Together, they’ve built a wonderful cast of characters. Coco Chanel is delightfully French in her little Chanel suit–how could she be anything but a force for good? Schiaparelli, on the other hand, is flamboyantly evil in shocking pink – or maybe red, but it should be shocking pink! Jimmie’s wife Carrie is very Jacqueline Kennedy in a dress and pillbox hat. Jimmie wears a suit and hat and strums a guitar. Even though I could see Smith and Garratt pulling the strings and moving the puppets, I still was caught up in their story as if they were real.

I can’t imagine this piece with actors. It’s perfect with marionettes and puppets.

The story is as surreal as the cast. Jimmie Rodgers is dying from TB (true) and breathes Chanel No. 5 to mask the smell of his rotting lungs (doubtful). Elsa Schiaparelli – famous haute couture designer – offers to cure him and builds a tent show with him as the star. Coco Chanel and The Carter Family Singers intervene to try and save Jimmie’s Christian soul. Jimmie tells Elsa to go to hell, but Carrie loves Jimmie so much that she accepts Elsa’s offer.

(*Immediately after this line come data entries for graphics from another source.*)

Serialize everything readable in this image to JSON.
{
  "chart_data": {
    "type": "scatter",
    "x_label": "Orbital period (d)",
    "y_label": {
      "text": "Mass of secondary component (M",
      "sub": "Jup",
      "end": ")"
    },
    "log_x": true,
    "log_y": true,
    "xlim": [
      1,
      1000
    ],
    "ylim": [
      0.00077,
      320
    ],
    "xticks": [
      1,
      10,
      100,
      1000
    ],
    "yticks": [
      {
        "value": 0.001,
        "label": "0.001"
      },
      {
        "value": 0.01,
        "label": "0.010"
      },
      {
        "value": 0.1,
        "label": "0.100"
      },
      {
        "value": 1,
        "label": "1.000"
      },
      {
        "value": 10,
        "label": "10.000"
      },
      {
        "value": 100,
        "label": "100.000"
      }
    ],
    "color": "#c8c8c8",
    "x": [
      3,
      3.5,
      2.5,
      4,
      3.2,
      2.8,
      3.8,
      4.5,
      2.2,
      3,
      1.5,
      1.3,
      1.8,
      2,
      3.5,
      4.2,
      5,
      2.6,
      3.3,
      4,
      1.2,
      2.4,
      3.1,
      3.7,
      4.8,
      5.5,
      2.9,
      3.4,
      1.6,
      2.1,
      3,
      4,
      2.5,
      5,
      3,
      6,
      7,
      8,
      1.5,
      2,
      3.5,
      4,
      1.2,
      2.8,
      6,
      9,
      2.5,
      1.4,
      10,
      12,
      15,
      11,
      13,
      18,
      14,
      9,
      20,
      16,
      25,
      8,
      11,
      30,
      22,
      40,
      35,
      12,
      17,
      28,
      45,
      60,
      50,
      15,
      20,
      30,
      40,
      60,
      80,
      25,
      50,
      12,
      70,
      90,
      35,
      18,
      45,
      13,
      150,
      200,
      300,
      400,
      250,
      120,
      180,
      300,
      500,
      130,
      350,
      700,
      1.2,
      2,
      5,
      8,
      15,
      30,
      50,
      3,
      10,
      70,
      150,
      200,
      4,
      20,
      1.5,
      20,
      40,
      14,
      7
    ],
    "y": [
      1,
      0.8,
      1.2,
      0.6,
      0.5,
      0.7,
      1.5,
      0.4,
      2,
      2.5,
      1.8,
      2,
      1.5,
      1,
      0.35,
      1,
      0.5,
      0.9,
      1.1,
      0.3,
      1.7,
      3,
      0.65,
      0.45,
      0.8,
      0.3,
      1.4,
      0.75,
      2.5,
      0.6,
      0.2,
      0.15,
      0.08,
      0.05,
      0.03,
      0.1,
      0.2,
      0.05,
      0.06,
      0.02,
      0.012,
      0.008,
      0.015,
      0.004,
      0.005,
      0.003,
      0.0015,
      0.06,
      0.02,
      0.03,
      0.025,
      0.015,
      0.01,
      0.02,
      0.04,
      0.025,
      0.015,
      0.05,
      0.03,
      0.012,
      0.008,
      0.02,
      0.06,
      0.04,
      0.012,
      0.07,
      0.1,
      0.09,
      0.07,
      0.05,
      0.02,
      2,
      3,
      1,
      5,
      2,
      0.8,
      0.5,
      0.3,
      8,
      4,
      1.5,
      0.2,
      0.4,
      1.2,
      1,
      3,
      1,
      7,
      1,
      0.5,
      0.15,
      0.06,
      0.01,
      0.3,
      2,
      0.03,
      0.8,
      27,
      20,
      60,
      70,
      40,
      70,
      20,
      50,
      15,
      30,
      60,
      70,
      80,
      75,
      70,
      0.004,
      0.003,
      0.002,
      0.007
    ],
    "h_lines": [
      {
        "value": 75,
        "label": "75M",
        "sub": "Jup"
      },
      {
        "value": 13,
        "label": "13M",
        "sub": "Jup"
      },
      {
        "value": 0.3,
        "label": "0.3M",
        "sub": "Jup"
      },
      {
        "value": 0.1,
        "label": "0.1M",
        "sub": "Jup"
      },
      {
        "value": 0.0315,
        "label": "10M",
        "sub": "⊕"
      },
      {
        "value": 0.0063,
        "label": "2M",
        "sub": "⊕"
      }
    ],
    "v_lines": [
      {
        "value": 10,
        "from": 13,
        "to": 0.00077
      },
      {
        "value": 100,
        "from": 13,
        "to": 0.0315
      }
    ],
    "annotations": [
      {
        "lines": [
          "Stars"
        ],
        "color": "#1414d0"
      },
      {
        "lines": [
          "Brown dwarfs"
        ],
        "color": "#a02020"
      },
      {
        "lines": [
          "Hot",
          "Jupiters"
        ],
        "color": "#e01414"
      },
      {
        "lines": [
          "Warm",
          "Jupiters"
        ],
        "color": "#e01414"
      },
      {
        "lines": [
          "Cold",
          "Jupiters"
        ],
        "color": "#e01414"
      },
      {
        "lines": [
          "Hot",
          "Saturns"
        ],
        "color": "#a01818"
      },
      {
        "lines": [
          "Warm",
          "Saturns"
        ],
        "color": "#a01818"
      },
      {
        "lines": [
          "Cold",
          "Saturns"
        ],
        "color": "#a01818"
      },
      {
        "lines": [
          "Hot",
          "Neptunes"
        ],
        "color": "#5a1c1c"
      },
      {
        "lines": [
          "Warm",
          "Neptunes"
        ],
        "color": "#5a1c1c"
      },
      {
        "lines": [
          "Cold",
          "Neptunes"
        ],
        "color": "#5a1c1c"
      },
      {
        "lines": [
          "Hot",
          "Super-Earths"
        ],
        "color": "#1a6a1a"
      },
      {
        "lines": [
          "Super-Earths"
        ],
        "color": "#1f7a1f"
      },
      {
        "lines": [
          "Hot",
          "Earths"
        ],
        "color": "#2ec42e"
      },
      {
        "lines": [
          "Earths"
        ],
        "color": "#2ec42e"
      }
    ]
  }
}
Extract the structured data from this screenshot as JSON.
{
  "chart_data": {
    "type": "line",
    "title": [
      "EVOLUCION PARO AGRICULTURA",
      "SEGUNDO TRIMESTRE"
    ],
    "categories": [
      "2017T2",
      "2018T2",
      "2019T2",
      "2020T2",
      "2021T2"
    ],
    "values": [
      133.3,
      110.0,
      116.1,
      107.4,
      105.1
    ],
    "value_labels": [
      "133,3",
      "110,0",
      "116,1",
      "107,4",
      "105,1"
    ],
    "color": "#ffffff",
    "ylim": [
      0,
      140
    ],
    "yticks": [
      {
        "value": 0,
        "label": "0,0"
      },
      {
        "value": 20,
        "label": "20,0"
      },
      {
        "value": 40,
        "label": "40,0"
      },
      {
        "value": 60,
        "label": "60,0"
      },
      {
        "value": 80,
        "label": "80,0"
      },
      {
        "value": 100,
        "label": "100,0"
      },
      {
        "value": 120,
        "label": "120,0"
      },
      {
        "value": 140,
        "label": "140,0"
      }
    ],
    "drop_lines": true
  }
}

As well as working the puppets and providing the voices, Smith and Garratt also play Jimmie’s music on guitar, banjo, accordion, and pail. Jimmie was famous for his yodelling, and the pair have worked out a nice yodel that they do together.

They also takes turns voicing Jimmie, and maybe some of the other characters. I noticed it with Jimmie early in the show, but after that I didn’t really pay attention to it.

One of things that I really loved was the little room where the doctor examined Jimmie. It was like a tiny stage within a stage within a stage; a tiny curtained box on the front of the puppet stage. One of the premises of the show is that it takes place in a mirror maze, and the stage within a stage felt very mirror-like.

My only quibble is that the show didn’t feel tight enough in some places. Overall, though, the show is funny and quirky, and it’s a fun way to spend 75 minutes.